Skip to contents

The function balances a given database based on the specified ratio of absence to presence. It randomly removes excess of absence in the database to achieve the specified ratio. This function interprets as absence all those data with abundance equal to zero.

Usage

balance_dataset(data, response, absence_ratio)

Arguments

data

data.frame or tibble. Database that contains a columns with abundance.

response

string. The name of the column in `data` representing the response variable. Note that absence are interpreted all those data with abundance equal to zero. Usage response = "ind_ha"

absence_ratio

numeric. The desired ratio of presence to absence in the response column. E.g., if set to 1 the function will remove absence until have the same number of presence. If set 1.5, the function will remove absence until have 1.5 times the number of presence.
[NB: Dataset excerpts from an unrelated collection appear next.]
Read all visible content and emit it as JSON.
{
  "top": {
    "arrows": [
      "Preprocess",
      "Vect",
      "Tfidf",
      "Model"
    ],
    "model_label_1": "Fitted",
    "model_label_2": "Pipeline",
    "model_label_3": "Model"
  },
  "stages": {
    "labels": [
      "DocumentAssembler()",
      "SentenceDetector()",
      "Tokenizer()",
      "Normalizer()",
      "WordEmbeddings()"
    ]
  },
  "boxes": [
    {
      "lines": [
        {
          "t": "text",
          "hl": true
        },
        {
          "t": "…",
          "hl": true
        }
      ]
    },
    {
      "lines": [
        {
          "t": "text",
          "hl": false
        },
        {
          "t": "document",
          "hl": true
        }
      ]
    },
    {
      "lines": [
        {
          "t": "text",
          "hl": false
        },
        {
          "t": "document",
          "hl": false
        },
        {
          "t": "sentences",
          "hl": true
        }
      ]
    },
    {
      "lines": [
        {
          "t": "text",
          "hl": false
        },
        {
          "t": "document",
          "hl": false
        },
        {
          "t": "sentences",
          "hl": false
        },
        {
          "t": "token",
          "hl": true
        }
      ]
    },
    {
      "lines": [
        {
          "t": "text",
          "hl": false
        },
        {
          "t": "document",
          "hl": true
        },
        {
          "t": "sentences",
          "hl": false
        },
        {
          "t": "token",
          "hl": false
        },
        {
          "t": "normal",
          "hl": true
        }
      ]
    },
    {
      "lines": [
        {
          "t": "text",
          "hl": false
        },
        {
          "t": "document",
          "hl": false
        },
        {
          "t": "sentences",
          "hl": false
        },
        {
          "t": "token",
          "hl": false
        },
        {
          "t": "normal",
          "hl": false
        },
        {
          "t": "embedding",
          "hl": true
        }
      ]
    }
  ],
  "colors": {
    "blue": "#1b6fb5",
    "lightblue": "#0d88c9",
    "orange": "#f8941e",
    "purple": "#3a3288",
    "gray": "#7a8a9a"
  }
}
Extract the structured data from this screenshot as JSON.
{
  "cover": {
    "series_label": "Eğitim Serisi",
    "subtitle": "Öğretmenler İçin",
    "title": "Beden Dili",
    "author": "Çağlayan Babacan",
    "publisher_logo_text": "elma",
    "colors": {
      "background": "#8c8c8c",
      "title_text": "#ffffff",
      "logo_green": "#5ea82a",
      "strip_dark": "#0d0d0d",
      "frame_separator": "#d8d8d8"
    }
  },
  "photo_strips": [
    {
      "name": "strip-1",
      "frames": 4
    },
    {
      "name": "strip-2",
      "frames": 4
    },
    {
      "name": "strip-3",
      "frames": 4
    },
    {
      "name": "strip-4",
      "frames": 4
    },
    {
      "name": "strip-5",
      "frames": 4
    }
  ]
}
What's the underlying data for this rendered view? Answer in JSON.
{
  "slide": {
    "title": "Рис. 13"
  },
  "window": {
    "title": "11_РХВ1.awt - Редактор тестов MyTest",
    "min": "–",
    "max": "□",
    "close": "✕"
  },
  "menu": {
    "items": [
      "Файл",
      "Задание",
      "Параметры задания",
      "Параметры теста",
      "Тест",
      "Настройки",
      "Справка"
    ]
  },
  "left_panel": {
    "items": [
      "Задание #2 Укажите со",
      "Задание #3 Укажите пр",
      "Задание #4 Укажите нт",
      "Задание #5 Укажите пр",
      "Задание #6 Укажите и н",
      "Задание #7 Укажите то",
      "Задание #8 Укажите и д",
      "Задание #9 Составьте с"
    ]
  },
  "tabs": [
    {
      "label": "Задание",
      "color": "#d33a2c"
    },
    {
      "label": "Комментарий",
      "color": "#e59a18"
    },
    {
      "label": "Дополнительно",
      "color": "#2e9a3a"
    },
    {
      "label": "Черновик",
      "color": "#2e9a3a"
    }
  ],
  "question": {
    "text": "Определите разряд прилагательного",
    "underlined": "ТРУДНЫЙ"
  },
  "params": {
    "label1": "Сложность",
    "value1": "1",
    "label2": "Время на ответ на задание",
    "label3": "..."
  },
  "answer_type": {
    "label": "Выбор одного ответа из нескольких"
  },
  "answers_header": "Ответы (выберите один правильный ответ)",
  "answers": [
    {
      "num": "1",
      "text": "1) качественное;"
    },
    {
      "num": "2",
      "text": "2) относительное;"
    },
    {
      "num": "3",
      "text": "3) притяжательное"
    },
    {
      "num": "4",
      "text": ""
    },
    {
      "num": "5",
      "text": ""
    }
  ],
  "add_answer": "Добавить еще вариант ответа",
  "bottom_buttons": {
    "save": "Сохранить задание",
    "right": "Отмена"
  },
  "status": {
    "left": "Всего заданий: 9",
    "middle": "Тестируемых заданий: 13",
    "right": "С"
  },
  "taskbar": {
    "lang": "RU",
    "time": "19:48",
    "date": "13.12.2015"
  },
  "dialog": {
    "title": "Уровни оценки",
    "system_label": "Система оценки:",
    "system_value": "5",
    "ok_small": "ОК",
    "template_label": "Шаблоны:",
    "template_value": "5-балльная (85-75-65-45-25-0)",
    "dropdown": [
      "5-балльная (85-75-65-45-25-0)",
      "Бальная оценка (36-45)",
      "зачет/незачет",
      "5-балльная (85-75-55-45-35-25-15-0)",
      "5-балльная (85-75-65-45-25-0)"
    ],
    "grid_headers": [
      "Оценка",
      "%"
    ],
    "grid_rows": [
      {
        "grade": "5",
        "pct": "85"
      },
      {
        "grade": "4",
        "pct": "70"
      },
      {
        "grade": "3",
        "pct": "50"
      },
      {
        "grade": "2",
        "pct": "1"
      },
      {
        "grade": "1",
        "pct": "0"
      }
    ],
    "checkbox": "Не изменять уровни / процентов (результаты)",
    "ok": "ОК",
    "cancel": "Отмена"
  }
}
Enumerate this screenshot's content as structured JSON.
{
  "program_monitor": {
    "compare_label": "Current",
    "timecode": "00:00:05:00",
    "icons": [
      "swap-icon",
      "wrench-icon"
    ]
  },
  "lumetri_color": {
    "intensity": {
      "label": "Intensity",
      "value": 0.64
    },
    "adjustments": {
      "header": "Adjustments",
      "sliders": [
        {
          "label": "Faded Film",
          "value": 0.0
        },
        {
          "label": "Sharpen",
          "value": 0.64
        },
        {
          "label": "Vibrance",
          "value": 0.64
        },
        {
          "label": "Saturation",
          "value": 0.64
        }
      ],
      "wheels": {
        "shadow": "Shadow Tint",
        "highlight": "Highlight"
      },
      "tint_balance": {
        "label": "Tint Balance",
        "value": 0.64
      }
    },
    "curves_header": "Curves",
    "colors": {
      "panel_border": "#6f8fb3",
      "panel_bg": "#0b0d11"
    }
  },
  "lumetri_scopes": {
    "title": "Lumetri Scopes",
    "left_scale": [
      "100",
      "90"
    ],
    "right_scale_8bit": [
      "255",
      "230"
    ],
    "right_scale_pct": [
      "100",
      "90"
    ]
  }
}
Usage absence_ratio = 0.5

Value

Returns a balanced data.frame or tibble with absence-presence ratio in the response column equal to absence_ratio

Examples

if (FALSE) {
require(dplyr)

data("sppabund")
some_sp <- sppabund %>%
  dplyr::filter(species == "Species three") %>%
  dplyr::select(species, ind_ha, x, y)

table(some_sp$ind_ha > 0)
# Note that the dataset is almost balanced
# However, as an example, let's assume that we want to reduce
# the number of absences half of the number of presences

some_sp_2 <- balance_dataset(
  data = some_sp,
  response = "ind_ha",
  absence_ratio = 0.5
)

table(some_sp$ind_ha > 0)
table(some_sp_2$ind_ha > 0)
}